You may say “but, I need to be responsive to my potential customer” or “asking for my price is a buying signal” or “providing pricing accelerates the sales process” or “if I don’t give them a price now they will just go with somebody else who will” or some other rationale. However, it’s usually not in your best interest and often not in your prospect’s best interest.
Let’s start with you. Once you provide your price you’ve ceded all control of the buying/selling process to the prospect. Call it leverage if you will. They’ve got little reason to continue the dialog with you. They can complete the buying process without you. It may not be a fully informed decision, but you’ve lost the chance to participate, help and influence. Often things go dark. You end up chasing them. Calls and emails are not returned. The date by which they said they’d make a decision slips. Maybe you do get them on the phone and they tell you “just another two weeks because blah, blah, blah” (things you should have known if you’d properly qualified the opportunity). You’re still in the dark and the prospect is in complete control.
Your prospect may THINK they know what they need and, granted, sometimes they actually do. But they may not have fully examined their needs. They may not even know the best way to go about evaluating and buying the types of things you sell.
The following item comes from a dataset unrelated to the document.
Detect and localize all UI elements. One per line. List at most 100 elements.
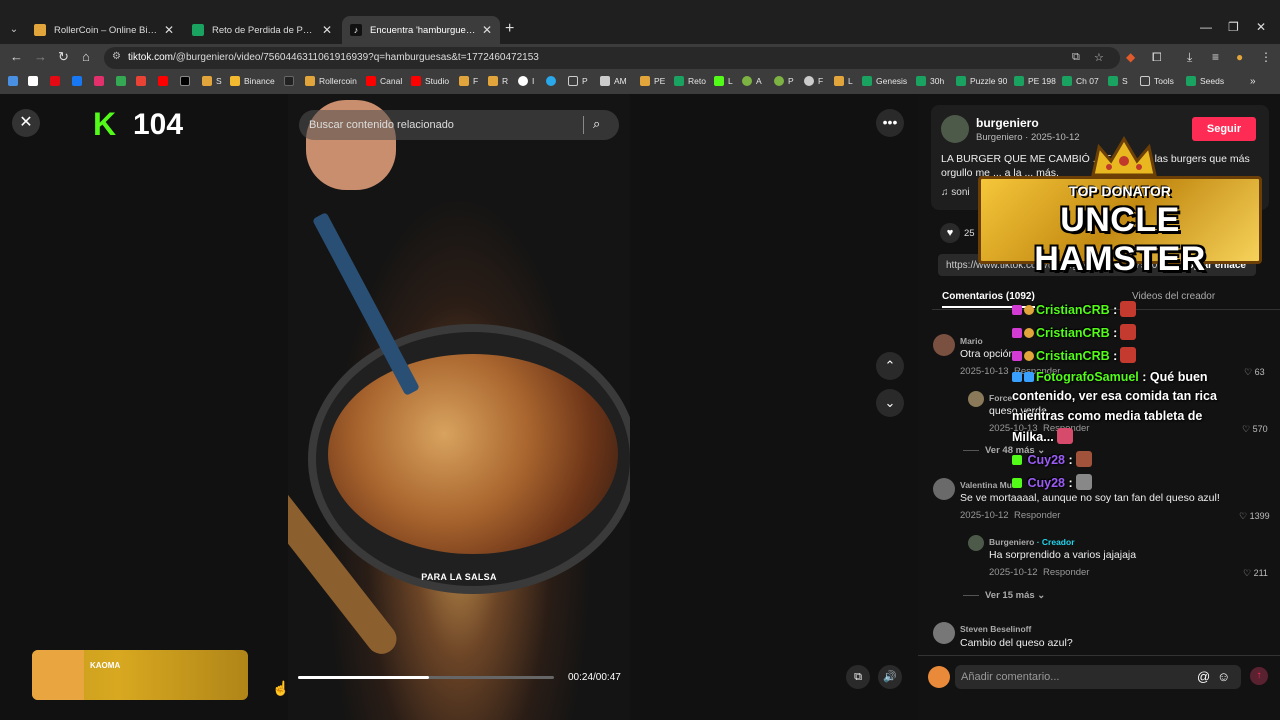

And buyers are conditioned to ask about price right away. But that doesn’t mean it’s in their best interest. We have an opportunity, if not an obligation, to help them consider all the implications of their decision to their business beyond what the product costs them. For example, what about the cost of internal resources to deploy and/or manage the processes associated with the product? What about the importance of product reliability and the costs associated with failure? What about implementation considerations and project management? What about the implications of poor quality to their business? What about how effective the product is at delivering desired outcomes? What about the implications for users? But you’ve lost the opportunity to discuss these things where you might make a difference beyond price.
Price isn’t relevant in the early stages of the buying/selling process. We need context. We need to understand why they are interested in us, what their problems and aspirations are, how they will make the decision to buy (or not buy) and how they will evaluate our offer vs. other alternatives (competitors or do it in-house). We need to fully uncover, maybe influence, their true needs beyond the obvious. This is the only way we can create value for them. Otherwise we’re playing the commodity game. Also, we need to learn enough about them to decide if we really have an opportunity to win!
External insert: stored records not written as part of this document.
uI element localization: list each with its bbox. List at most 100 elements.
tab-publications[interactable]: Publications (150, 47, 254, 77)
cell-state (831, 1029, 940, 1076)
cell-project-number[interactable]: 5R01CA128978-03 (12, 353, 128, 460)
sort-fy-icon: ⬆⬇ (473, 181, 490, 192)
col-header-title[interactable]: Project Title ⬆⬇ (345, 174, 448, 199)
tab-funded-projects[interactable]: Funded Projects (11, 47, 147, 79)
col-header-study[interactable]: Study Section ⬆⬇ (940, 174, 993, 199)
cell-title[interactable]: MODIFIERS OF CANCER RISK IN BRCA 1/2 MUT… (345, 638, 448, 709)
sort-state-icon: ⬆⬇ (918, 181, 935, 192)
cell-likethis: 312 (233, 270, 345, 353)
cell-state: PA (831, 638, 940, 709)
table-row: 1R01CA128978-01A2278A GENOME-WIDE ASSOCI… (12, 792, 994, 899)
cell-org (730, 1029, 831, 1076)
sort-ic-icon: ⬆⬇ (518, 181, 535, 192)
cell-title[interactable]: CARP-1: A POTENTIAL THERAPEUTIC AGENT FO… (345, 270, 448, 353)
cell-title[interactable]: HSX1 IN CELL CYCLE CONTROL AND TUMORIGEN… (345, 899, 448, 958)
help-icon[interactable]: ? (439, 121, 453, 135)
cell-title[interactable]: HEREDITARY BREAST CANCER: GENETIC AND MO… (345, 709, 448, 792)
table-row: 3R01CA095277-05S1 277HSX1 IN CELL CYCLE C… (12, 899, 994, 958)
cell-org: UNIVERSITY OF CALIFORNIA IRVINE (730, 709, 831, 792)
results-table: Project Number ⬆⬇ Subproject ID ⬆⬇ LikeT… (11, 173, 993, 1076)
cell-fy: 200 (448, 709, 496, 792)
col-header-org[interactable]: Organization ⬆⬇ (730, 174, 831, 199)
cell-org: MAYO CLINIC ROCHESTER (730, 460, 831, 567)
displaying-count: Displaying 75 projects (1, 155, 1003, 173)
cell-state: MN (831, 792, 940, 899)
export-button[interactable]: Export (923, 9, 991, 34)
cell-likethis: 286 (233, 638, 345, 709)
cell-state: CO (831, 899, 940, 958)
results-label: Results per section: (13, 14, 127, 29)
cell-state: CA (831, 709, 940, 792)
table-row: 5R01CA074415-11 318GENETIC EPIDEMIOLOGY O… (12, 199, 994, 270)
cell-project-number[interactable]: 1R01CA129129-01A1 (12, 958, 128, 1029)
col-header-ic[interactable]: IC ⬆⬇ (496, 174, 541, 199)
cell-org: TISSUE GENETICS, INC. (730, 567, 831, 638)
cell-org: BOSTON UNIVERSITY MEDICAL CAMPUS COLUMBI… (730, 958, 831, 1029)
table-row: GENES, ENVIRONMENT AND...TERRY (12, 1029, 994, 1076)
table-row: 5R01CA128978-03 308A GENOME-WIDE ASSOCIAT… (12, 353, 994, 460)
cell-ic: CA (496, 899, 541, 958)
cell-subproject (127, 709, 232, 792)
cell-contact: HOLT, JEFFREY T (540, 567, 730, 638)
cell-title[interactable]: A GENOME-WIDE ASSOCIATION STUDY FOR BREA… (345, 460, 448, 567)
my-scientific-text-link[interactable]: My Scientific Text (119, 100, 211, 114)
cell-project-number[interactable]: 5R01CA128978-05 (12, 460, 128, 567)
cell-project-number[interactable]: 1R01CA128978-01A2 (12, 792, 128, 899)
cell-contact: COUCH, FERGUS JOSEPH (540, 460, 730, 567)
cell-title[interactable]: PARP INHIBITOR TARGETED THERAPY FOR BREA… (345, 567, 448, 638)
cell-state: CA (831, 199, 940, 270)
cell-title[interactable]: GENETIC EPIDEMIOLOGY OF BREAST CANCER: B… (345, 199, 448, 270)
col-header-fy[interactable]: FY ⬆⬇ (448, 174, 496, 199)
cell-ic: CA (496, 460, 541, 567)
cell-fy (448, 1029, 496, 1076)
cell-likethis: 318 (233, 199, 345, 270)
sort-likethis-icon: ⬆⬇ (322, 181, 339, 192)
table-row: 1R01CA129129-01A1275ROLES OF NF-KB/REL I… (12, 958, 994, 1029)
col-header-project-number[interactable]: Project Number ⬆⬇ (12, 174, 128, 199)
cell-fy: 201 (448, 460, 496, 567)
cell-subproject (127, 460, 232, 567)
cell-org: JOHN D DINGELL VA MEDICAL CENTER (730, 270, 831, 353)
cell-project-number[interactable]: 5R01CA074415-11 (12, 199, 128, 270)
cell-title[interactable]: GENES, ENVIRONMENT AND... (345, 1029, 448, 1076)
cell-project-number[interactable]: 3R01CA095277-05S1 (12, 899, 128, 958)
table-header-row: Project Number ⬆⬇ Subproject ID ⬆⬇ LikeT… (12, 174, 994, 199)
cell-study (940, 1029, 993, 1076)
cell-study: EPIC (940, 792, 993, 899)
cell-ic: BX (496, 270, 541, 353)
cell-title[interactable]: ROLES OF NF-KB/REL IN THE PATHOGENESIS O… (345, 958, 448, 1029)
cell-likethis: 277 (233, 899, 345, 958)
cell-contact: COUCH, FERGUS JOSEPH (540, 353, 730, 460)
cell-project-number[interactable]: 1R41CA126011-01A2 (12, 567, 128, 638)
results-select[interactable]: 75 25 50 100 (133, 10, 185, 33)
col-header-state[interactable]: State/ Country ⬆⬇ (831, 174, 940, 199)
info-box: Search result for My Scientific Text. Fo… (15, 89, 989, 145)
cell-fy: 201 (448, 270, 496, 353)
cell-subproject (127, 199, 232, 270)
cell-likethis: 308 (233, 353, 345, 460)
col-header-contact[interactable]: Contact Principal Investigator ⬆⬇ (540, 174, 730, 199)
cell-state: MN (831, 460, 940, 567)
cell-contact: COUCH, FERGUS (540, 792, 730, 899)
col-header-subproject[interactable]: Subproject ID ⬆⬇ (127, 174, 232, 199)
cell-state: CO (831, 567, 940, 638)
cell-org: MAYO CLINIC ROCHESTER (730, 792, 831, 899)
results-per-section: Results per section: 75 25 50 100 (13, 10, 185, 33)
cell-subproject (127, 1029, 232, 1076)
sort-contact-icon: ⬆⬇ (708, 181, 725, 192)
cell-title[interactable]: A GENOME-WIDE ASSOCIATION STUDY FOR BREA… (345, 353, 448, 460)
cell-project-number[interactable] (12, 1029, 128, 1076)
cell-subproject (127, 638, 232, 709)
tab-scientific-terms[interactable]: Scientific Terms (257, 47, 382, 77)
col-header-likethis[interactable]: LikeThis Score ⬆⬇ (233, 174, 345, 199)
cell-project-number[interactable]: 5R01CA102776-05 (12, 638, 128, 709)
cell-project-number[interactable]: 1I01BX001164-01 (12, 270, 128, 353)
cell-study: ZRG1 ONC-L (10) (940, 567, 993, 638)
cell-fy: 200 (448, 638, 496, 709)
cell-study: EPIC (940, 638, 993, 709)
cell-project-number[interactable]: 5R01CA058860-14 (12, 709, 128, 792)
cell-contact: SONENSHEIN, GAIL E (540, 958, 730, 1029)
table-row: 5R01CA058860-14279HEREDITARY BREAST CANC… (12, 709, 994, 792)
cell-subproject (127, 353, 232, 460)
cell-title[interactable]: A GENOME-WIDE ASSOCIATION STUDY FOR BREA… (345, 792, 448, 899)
When do we give price? After we’ve qualified it as a real opportunity and done the discovery work to determine specific needs and implications (for us and for them); things we too often rush through or skip to get to pricing and presenting. So provide your price at the right time, which is not necessarily when they ask for it.
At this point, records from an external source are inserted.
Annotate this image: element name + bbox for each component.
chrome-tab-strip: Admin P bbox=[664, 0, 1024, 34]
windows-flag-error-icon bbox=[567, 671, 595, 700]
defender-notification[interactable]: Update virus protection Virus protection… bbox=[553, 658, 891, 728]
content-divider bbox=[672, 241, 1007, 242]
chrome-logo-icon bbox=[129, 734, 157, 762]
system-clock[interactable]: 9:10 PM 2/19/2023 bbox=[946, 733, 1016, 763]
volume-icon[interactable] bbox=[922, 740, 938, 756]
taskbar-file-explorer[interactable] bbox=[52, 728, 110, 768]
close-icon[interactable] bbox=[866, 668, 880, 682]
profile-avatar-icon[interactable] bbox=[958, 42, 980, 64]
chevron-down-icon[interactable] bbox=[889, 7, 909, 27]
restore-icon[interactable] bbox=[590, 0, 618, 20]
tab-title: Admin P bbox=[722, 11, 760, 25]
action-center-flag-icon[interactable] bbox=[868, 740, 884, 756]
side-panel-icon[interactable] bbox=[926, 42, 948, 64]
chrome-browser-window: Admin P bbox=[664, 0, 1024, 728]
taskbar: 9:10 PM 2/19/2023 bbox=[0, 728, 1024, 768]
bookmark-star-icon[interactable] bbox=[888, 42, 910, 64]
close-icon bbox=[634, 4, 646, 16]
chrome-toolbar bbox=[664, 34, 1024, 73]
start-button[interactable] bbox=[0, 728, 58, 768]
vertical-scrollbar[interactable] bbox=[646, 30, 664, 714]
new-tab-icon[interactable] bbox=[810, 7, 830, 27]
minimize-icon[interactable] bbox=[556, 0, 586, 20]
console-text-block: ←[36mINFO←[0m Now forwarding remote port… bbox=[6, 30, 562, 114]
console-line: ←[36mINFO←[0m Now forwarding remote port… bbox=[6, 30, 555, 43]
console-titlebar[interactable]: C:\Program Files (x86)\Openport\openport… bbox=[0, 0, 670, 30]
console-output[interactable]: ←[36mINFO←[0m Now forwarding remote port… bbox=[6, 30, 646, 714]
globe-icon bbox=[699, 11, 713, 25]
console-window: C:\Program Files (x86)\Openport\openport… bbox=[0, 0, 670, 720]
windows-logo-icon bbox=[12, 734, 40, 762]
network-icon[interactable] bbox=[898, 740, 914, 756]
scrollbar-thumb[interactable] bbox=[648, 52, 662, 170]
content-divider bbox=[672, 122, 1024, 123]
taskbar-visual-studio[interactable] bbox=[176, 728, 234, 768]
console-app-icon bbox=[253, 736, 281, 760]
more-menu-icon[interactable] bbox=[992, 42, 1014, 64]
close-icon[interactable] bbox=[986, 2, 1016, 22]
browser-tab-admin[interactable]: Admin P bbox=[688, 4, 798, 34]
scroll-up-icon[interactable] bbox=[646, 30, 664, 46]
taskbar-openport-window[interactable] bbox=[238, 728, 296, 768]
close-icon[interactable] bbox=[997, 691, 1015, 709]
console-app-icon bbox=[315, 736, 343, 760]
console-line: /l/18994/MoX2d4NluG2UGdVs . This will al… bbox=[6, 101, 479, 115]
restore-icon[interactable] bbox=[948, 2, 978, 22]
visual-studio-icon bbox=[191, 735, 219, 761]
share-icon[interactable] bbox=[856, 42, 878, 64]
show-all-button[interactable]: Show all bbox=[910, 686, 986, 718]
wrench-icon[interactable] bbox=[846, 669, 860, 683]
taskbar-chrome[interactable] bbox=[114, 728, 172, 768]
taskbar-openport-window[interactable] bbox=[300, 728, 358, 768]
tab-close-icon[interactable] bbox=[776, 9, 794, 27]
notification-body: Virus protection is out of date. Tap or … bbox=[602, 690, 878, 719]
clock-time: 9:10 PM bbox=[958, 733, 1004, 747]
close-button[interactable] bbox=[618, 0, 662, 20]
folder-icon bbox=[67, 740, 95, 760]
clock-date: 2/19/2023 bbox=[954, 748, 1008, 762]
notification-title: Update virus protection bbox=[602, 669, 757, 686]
If they are truly interested in you and your product or service they aren’t going to move ahead with another alternative if you don’t give them a price right away. Indeed, their willingness to engage with you in discovery is a sign they’re really interested in you. Now that’s a buying signal! They’ll work with you, not against you. If they stonewall you, I suggest you walk away. You are probably just being used as a comparison point to justify their purchase from someone else. Or they treat everything like a commodity. Go find prospects who understand the difference between value and price.